D. (:16a) Elimination of the Booty by Means of a Fiery Sacrifice to the Lord
“Then you shall gather all its booty into the middle of its open square
and burn the city and all its booty with fire
as a whole burnt offering to the LORD your God;”
Duane Christensen: The law as stated here in 13:13–19 concerns an entire Israelite city that has been enticed into idolatry. That city is to be treated as though it were under the ban of holy war. Like the cities of Jericho and Ai in the book of Joshua, it is to be burned as a holocaust to YHWH, and all of its inhabitants destroyed utterly. Behind this command lies the concept that idolatry is a violation of holiness that pollutes. Purity can be restored only when the impurity is removed from the midst of the larger community of faith.
E. (:16b) Enduring Legacy = Perpetual Ruins
“and it shall be a ruin forever. It shall never be rebuilt.”

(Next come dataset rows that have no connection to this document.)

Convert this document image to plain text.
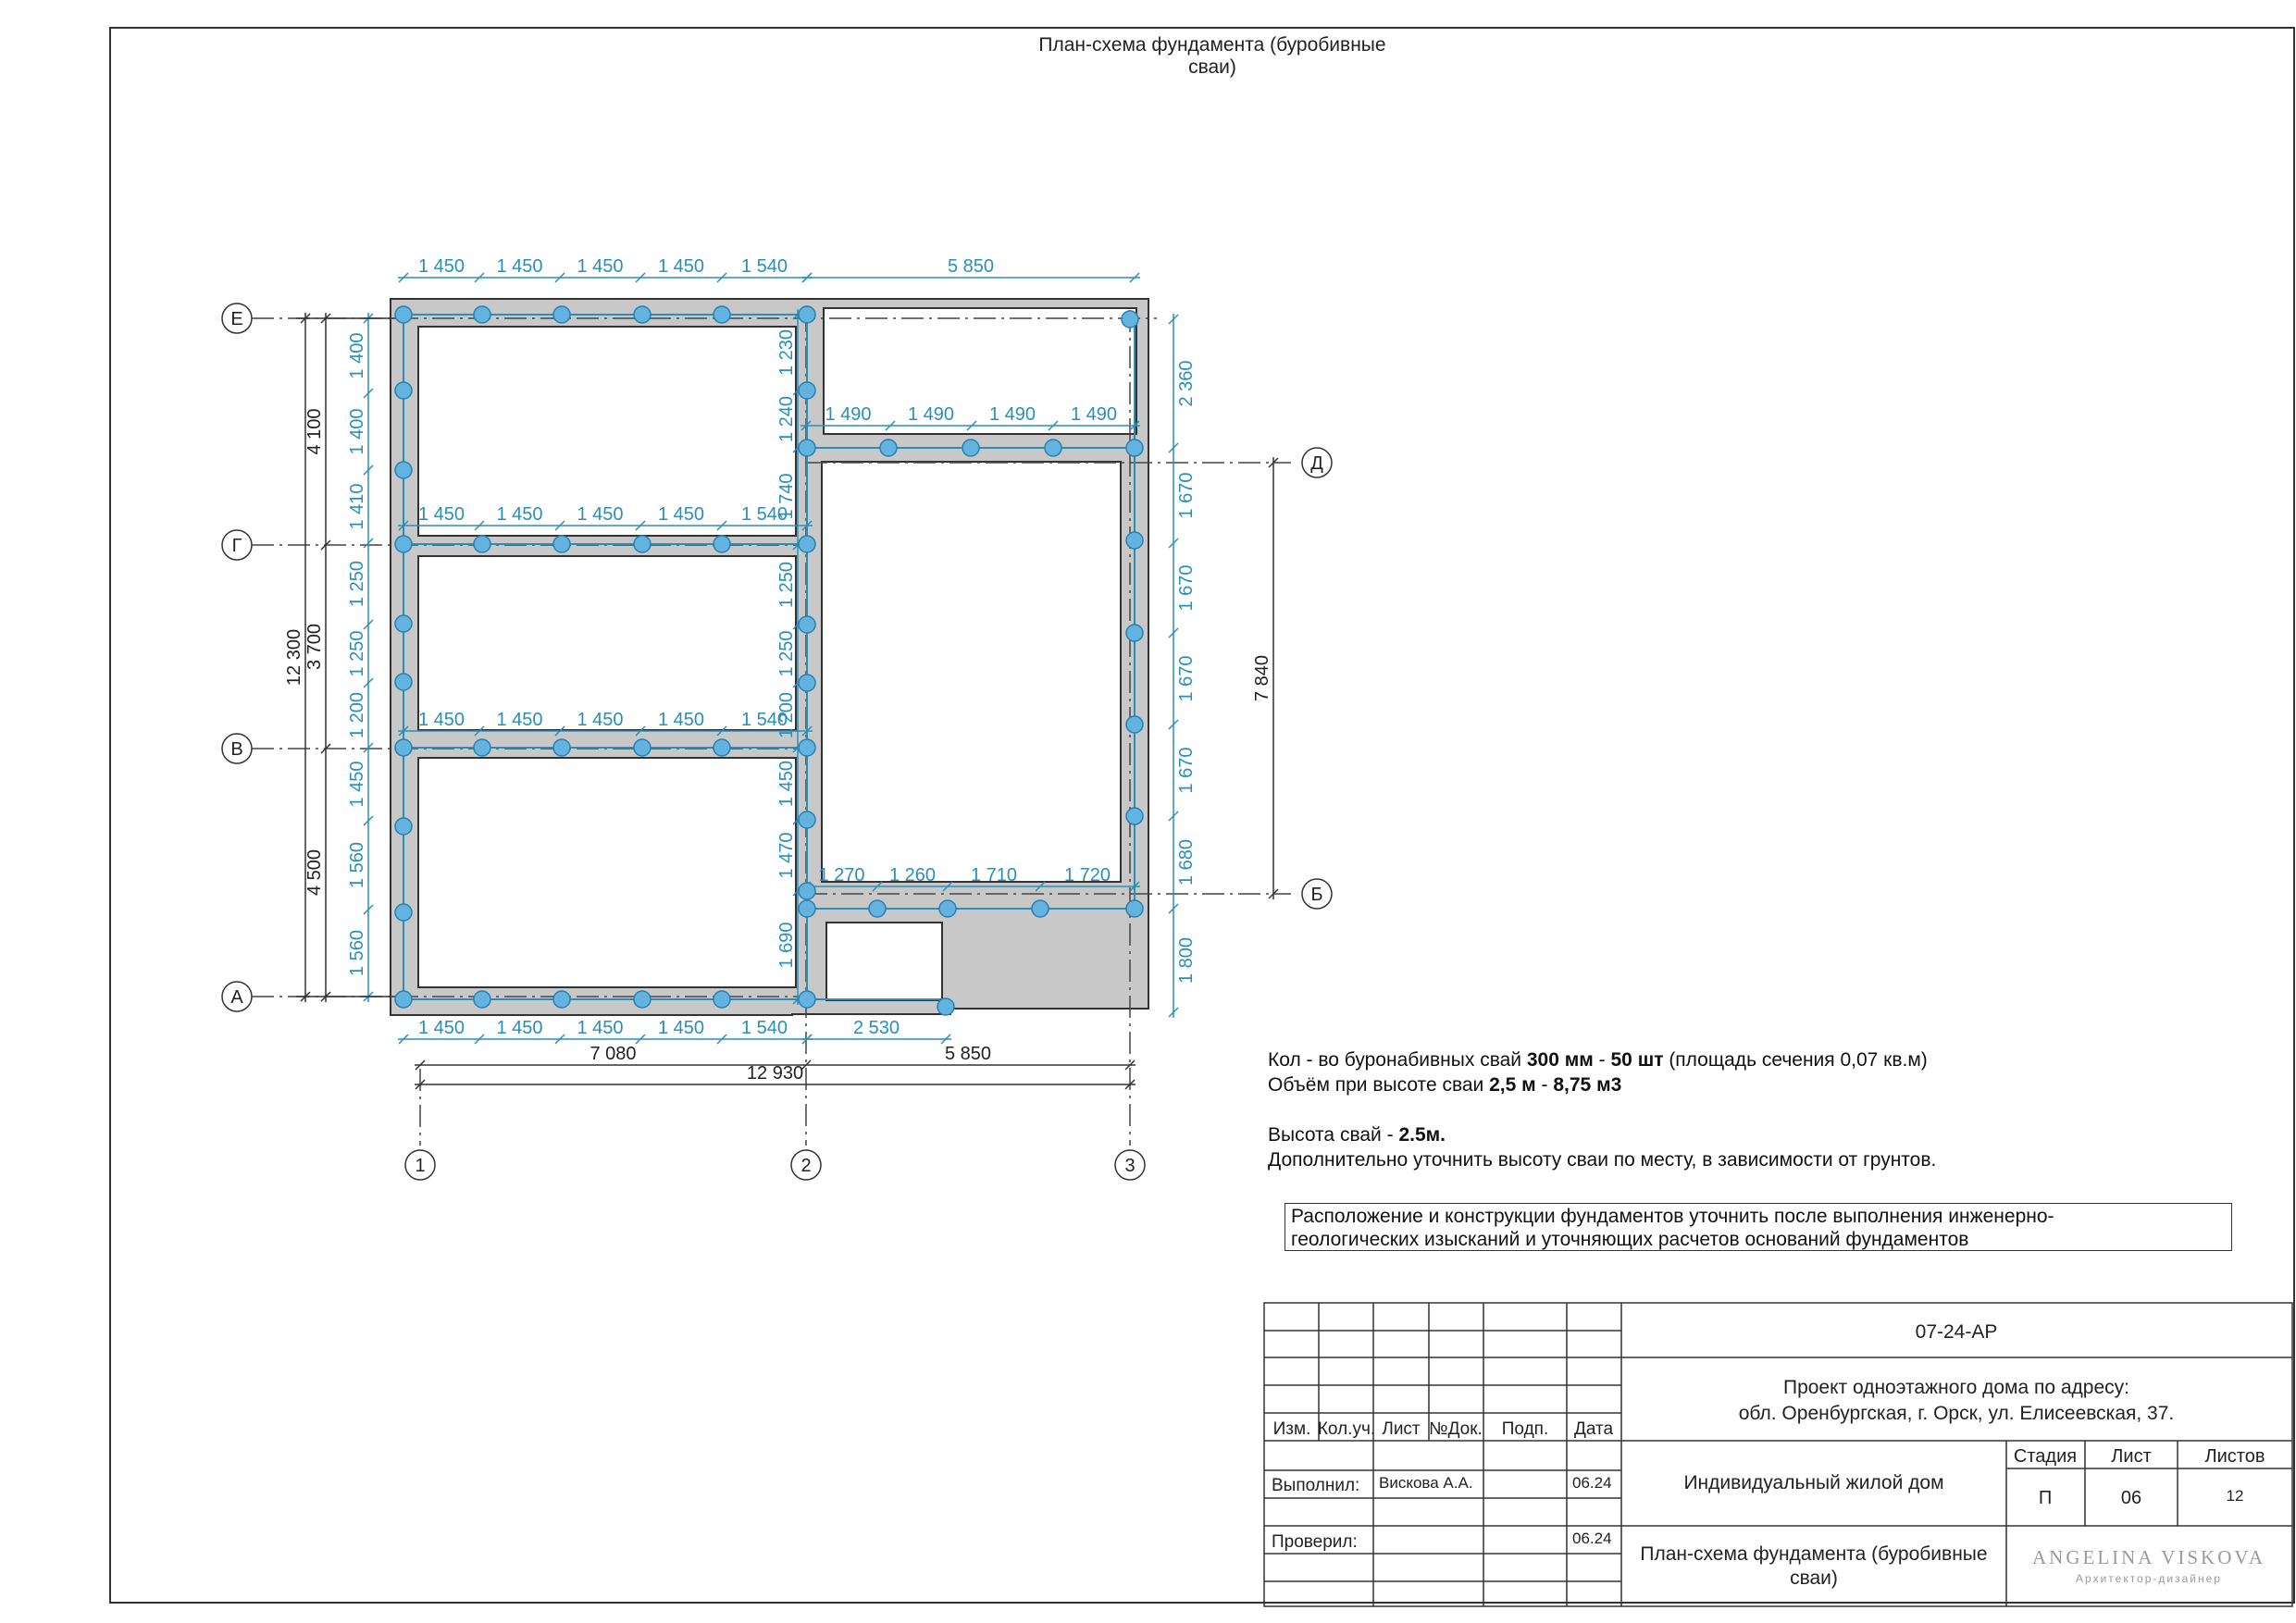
1 450 1 450 1 450 1 450 1 540	5 850
1 490 1 490 1 490 1 490
1 450 1 450 1 450 1 450 1 540
1 450 1 450 1 450 1 450 1 540
1 270 1 260 1 710	1 720
1 450 1 450 1 450 1 450 1 540	2 530
1 400
1 400
1 410
1 250
1 250
1 200
1 450
1 560
1 560
1 230
1 240
1 740
1 250
1 250
1 200
1 450
1 470
1 690
2 360
1 670
1 670
1 670
1 670
1 680
1 800
7 080	5 850
12 930
4 100
3 700
4 500
12 300	7 840
Е
Г
В
А
Д
Б
1	2	3
07-24-АР
Проект одноэтажного дома по адресу:
обл. Оренбургская, г. Орск, ул. Елисеевская, 37.
Изм. Кол.уч. Лист №Док. Подп. Дата
Выполнил: Вискова А.А.	06.24
Проверил:	06.24
Индивидуальный жилой дом
План-схема фундамента (буробивные
сваи)
Стадия Лист	Листов
П	06	12
ANGELINA VISKOVA
Архитектор-дизайнер
План-схема фундамента (буробивные
сваи)

Кол - во буронабивных свай 300 мм - 50 шт (площадь сечения 0,07 кв.м)

Объём при высоте сваи 2,5 м - 8,75 м3

Высота свай - 2.5м.

Дополнительно уточнить высоту сваи по месту, в зависимости от грунтов.

Расположение и конструкции фундаментов уточнить после выполнения инженерно-
геологических изысканий и уточняющих расчетов оснований фундаментов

F. (:17-18) End Result of Obedience Will Be Renewed Mercy and Prosperity
“And nothing from that which is put under the ban shall cling to your hand, in order that the LORD may turn from His burning anger and show mercy to you, and have compassion on you and make you increase, just as He has sworn to your fathers, 18 if you will listen to the voice of the LORD your God, keeping all His commandments which I am commanding you today, and doing what is right in the sight of the LORD your God.”
Adam Clarke: As God did not permit them to take the spoils of these idolatrous cities they could be under no temptation to make war upon them. It could only be done through a merely religious motive, in obedience to the command of God, as they could have no profit by the subversion of such places. How few religious wars would there ever have been in the world had they been regulated by this principle: ‘Thou shalt neither extend thy territory nor take any spoils!’
R. K. Harrison: The punishment of idolaters and apostates must not be a thing of material gain for Israel.
Daniel Block: Moses ends this chapter with a general pastoral reminder of the conditionality of Yahweh’s renewed favor (v. 18). Employing familiar language, he sets out three conditions: Israel must obey the voice of Yahweh in whatever he says, keep all his commandments that Moses is giving them this day, and do what is right in his eyes. This is an efficient summary of the essence of Israel’s vassaldom. As the trophy of divine grace, her devotion must be directed to Yahweh alone, and her love for him demonstrated in unreserved and unqualified obedience.